- The Centers for Medicare & Medicaid Services may be taking a step forward with proposed improved reimbursements for remote patient monitoring and other digital health services, but some worry that those changes will negatively affect provider workflows to a point that no one will be interested in going after the money.
In comments to CMS regarding the agency’s proposed 2019 Physician Fee Schedule and Quality Payment Program, the Medical Group Management Association (MGMA) warned that extra paperwork and changes in workflow could scare providers away from adopting new mHealth technology.
Similar complaints, the group said, have hampered physician acceptance of chronic care management (CCM) codes introduced by CMS three years ago.
“While we are supportive of CMS’ proposals to cover additional communications-based services, we urge CMS to avoid imposing overly burdensome billing requirements that could impede widespread adoption of newly defined virtual care, store and forward, and interprofessional consultation codes and additional RPM codes (collectively, digital medicine services),” MGMA officials noted in their letter. “In the past, administrative requirements associated with other newly recognized services, such as chronic care management (CCM) codes, have prevented group practices from being eligible to receive reimbursement for care management efforts.”
“In discussions with MGMA members, we heard practices would be hesitant to bill new digital medicine services if codes contained similar administrative billing requirements for eligibility as CCM services,” the letter continued. “With CCM, although the agency has made numerous improvements to the requirements for billing this service, MGMA members have identified ongoing issues including difficulty collecting cost-sharing amounts; patient confusion regarding cost-sharing obligations for care furnished remotely; and a lack of adequate education materials to inform staff of billing guidelines.”
The comments from MGMA and others come as CMS is closing is window for input on proposed changes to the PFS and QPP programs, which were unveiled this past July. They indicate that while many support CMS’ efforts to open the door to more adoption of connected care technology, they’d prefer that CMS simplify the process so that providers will be more compelled to use the technology.
“In order to begin offering a new service, it often takes months for a practice to design new processes and work flow, as well as train and educate staff,” the MGMA noted. “Uncertainty relating to documentation requirements or specific elements of services may limit adoption of these new technologies, which in many cases require up-front capital, which could in turn limit beneficiary access to the new services.”
Ironically, CMS has been getting praise for expanding reimbursement opportunities for RPM and other digital health services by separating those services from telehealth and telemedicine guidelines – which in turn have been criticized in the past as being too restrictive or burdensome.
MGMA certainly wasn’t alone in responding to the proposed changes.
In its comments, the American Medical Informatics Association (AMIA) focused on CMS’ prosed new virtual care codes.

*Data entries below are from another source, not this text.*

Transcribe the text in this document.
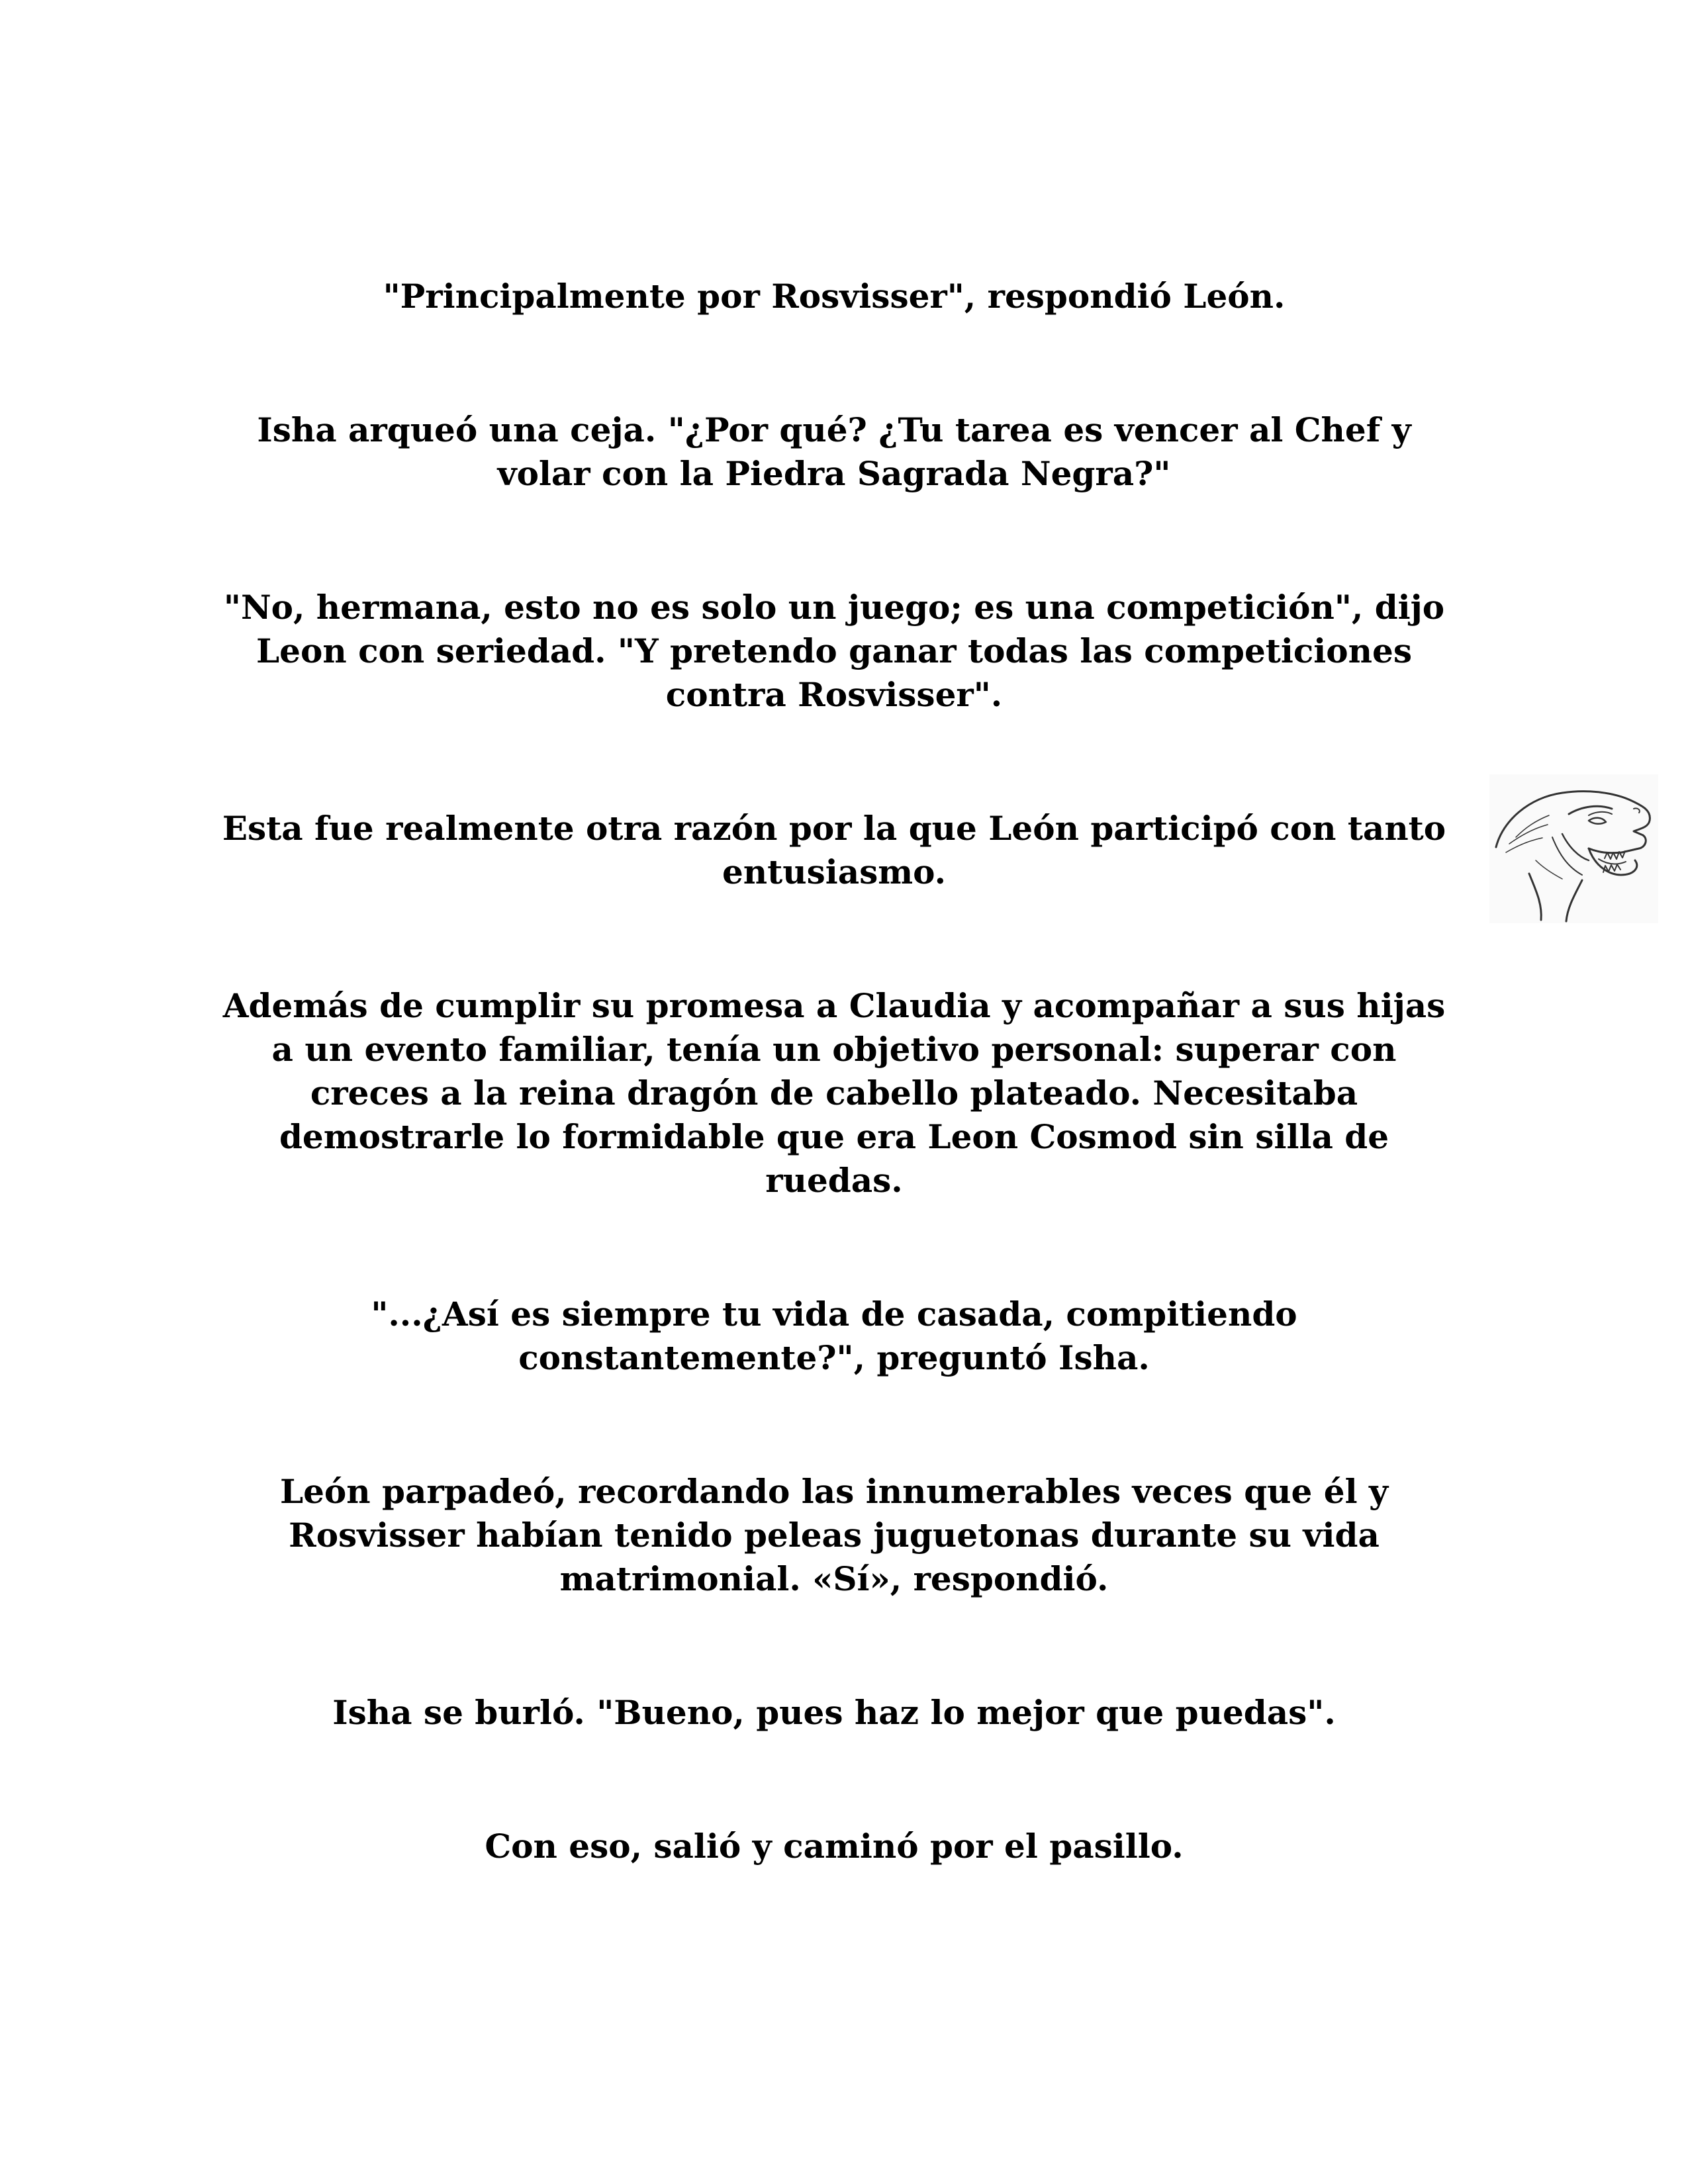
"Principalmente por Rosvisser", respondió León.

Isha arqueó una ceja. "¿Por qué? ¿Tu tarea es vencer al Chef y volar con la Piedra Sagrada Negra?"

"No, hermana, esto no es solo un juego; es una competición", dijo Leon con seriedad. "Y pretendo ganar todas las competiciones contra Rosvisser".

Esta fue realmente otra razón por la que León participó con tanto entusiasmo.

Además de cumplir su promesa a Claudia y acompañar a sus hijas a un evento familiar, tenía un objetivo personal: superar con creces a la reina dragón de cabello plateado. Necesitaba demostrarle lo formidable que era Leon Cosmod sin silla de ruedas.

"...¿Así es siempre tu vida de casada, compitiendo constantemente?", preguntó Isha.

León parpadeó, recordando las innumerables veces que él y Rosvisser habían tenido peleas juguetonas durante su vida matrimonial. «Sí», respondió.

Isha se burló. "Bueno, pues haz lo mejor que puedas".

Con eso, salió y caminó por el pasillo.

The group praised CMS for “addressing long-standing Medicare reimbursement barriers to widespread adoption of virtual care tools meant to reach more patients in more places, especially those in underserved and rural areas.” But it warned that the added effort to meet new reimbursement requirements could affect clinical effectiveness and patient authentication and create more data silos.
AMIA suggested that CMS continue with its plans to create new CPT codes for “brief communications,” “remote evaluation” and “interprofessional consultation.” And while they don’t support restrictions on remote evaluations of new patients, they do see value in restricting brief communications with those patients.
“Given that the ‘brief communication’ code is not intended to be a thorough evaluation, but a quick ‘check-in’ to determine if a patient should schedule a more comprehensive visit, this restrictive policy on new patients makes sense,” the AMIA letter stated. “A similar restriction on remote evaluations could unduly inhibit the use of such codes for rural and community-based settings.”
“Finally, we recommend that CMS reconsider its proposal to bundle virtual visits with E/M visits that occur seven days prior to the virtual check-in,” the group concluded. “Bundling would add to the complexity of the billing rules and the provider burden, as the provider’s office would have to determine whether a charge was or was not related to the prior service. This would then require additional specific codes or modifiers.”